There are smaller-scale attempts at decentralized training, but I don’t think they adapt well to this case.

Absent advances, the only way to scale models is by having a single very large data center. And that’s politically hard. And environmentally hard. You need massive power, cooling, renewable energy. Only a few places could support a 5-gigawatt data center without ecological disruption.

Danny: What should I have asked but didn’t?

Antoine: I think we hit most points. But another reason to have these models is the sovereign aspect. I don’t think every country needs its own model from scratch — but they do need representation in how models are designed and trained. The best way to be represented is to be a player.

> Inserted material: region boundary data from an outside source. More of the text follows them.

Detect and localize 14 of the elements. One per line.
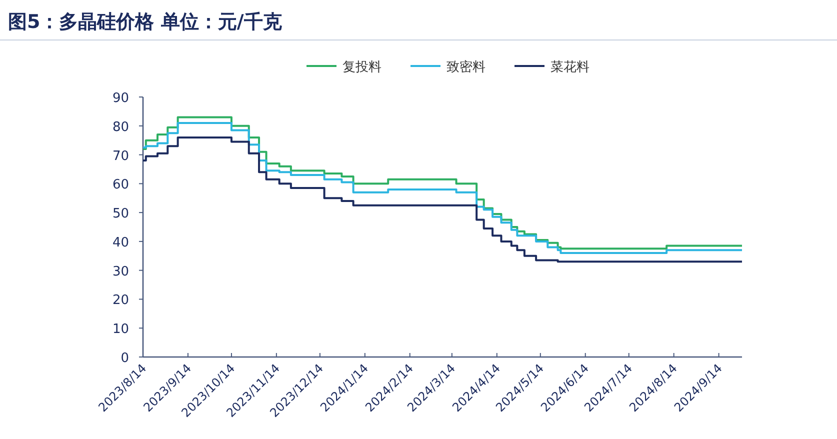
legend-label: 复投料 — [342, 60, 382, 75]
y-tick-label: 20 — [112, 293, 129, 308]
title: 图5：多晶硅价格 单位：元/千克 — [8, 11, 282, 33]
y-tick-label: 40 — [112, 235, 129, 250]
y-tick-label: 90 — [112, 91, 129, 106]
y-tick-label: 80 — [112, 120, 129, 135]
y-tick-label: 50 — [112, 206, 129, 222]
y-tick-label: 60 — [112, 178, 129, 193]
y-tick-label: 30 — [112, 264, 129, 280]
y-tick-label: 10 — [112, 322, 129, 338]
y-tick-label: 0 — [120, 351, 129, 366]
legend-label: 菜花料 — [550, 60, 590, 75]
y-tick-label: 70 — [112, 148, 129, 164]
legend-label: 致密料 — [446, 60, 486, 75]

Surrendering all AI development to a few big players because they have an advantage is shortsighted. The winners of the next computing revolution are typically the winners of the previous one.

The biggest players in LLMs today — Google, Microsoft, Meta — invested heavily in cloud in the early 2010s. Those that didn’t invest were behind for GenAI. And the winners of cloud were the winners of the web.

If countries want to build innovation ecosystems for future computing revolutions, they need to invest in the one happening now — or they surrender future growth, taxation, and sovereign capacity to companies that already exist.

Open models are closing the gap with frontier models. Public institutions can make large-scale investments to close it further.

And we’re on the verge of a paradigm shift: the ChatGPT era is ending; reasoning models and agentic AI are coming. Now is a great time to get into the driver’s seat.

Danny: Brilliant. With that, Antoine, thank you so much.

Antoine: Thanks for having me. It was really fun to talk about this stuff.